Stratified random sampling means an extra step is taken to ensure that the assembly is both randomly selected and truly representative of the public – that it consists of “people just like me.” To accomplish this, the public is divided into subpopulations based on characteristics such as gender, age, geography, education, linguistic group, and ethno-cultural minorities. This also ensures that Indigenous Canadians are represented in proportion to their numbers.
You can learn about how a civic lottery works here.
Can the government implement the recommendation, or is a referendum required?
The recommendations of Citizens’ Assemblies are informed advice to the government. They are not legally binding on the government.

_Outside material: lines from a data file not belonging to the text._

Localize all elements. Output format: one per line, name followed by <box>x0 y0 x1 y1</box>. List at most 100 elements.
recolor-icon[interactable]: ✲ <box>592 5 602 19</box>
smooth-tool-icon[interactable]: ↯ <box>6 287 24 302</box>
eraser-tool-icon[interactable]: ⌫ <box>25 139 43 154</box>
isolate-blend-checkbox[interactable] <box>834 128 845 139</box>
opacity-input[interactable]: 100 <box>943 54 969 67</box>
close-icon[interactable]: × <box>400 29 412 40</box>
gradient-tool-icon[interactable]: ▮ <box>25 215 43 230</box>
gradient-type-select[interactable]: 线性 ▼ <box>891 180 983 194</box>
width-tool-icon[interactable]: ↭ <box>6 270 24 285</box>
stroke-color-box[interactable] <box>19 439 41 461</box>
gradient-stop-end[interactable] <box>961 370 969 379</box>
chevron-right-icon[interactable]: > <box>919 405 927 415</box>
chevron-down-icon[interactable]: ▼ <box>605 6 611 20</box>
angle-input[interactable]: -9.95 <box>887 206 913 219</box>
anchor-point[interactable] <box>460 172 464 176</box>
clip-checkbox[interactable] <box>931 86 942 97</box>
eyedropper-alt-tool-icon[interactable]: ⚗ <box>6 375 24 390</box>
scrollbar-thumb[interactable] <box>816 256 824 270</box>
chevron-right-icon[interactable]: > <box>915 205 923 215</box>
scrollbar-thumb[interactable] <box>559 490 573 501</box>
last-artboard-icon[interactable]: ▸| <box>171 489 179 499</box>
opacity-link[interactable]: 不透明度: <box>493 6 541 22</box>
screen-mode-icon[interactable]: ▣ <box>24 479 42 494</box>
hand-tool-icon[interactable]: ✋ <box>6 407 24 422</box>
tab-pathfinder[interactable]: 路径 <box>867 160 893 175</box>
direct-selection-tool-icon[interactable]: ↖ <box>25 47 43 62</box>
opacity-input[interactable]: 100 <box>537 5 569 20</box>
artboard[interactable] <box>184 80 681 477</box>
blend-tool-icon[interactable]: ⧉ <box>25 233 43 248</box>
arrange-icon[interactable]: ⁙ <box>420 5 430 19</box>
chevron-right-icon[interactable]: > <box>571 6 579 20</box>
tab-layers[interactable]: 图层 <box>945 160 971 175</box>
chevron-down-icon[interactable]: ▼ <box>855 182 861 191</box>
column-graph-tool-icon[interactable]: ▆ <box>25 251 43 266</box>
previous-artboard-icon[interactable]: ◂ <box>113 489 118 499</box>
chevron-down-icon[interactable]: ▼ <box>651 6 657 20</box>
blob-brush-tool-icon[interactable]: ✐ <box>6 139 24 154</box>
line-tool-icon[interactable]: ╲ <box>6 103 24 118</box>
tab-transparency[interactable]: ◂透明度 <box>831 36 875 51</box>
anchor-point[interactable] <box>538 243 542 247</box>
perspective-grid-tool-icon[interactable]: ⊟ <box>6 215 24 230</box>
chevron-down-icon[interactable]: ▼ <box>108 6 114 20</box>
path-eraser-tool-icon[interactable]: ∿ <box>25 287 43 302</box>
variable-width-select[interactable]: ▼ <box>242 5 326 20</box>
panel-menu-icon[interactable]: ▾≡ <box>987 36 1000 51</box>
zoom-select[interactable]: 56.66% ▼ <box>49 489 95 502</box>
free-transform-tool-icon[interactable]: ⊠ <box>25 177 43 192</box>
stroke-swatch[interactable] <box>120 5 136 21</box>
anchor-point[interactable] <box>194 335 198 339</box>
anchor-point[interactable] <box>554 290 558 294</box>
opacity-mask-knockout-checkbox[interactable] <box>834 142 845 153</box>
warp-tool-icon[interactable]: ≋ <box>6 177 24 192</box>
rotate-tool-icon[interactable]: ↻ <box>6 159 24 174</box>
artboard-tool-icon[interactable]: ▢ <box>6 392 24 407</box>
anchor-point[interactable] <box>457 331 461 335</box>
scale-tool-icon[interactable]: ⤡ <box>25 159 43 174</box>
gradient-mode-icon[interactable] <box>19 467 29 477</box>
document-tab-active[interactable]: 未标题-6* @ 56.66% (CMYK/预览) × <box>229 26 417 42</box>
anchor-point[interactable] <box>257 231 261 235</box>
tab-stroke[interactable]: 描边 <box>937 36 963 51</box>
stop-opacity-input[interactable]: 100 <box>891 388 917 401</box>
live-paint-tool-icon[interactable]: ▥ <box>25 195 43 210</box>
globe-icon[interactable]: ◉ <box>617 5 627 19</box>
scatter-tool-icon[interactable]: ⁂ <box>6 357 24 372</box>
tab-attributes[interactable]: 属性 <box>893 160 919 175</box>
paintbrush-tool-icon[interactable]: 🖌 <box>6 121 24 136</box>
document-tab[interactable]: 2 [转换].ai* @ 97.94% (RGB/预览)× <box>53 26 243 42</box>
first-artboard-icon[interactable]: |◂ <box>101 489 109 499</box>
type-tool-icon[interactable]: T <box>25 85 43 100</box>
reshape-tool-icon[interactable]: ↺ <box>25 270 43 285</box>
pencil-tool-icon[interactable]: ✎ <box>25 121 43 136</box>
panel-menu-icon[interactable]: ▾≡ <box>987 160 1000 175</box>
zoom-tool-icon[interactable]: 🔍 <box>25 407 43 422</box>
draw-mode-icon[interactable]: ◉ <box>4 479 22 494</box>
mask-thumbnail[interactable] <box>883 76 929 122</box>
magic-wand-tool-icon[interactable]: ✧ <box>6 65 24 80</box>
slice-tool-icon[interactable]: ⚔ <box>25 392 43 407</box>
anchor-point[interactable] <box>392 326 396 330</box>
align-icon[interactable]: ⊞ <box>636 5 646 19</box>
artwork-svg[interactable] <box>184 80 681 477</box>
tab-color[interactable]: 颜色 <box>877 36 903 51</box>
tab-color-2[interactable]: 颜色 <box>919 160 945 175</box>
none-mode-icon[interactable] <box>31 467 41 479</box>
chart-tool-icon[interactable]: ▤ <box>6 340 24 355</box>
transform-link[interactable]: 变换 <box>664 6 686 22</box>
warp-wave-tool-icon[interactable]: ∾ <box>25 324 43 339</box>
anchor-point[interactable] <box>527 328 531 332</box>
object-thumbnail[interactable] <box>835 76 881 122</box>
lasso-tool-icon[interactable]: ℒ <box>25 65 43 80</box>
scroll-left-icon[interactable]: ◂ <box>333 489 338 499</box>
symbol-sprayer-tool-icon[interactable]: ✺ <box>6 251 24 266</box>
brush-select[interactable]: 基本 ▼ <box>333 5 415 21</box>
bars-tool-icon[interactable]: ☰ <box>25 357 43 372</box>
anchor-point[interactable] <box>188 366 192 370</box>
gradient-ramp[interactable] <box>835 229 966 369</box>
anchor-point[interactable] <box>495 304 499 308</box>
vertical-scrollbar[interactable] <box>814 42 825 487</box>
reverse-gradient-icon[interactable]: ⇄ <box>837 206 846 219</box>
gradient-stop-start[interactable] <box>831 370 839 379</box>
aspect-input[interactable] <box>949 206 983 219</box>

However, their recommendations will be seen as credible and influential—and citizens expect governments to act.
Citizens’ Assemblies have been held around the world to lead on issues as diverse as flood mitigation, climate change, elder care, storage of nuclear waste and abortion. In most cases, when a constitutional change was not required, some or all of the recommendations were adopted into legislation.
On electoral reform, a referendum is not required. Of the 80% of OECD countries who have adopted proportional systems (32 out of 38 countries), only two adopted it via a referendum.
A Citizens’ Assembly is designed to be a truly representative “mini public”, thus their recommendations can be seen as a reflection of what a fully informed public would choose.
During the six month long federal electoral reform committee in 2016, 67% of the experts who testified—including experts on citizen engagement and decision-making such as Arthur Lupia—recommended against holding a referendum on this topic.
Research on electoral reform referendums has shown a consistent pattern of campaigns based on deliberate misinformation, a profound lack of voter information and polarizing, partisan-driven debate. As Professor Yasmin Dawood stated, “a referendum is not a politically neutral choice.”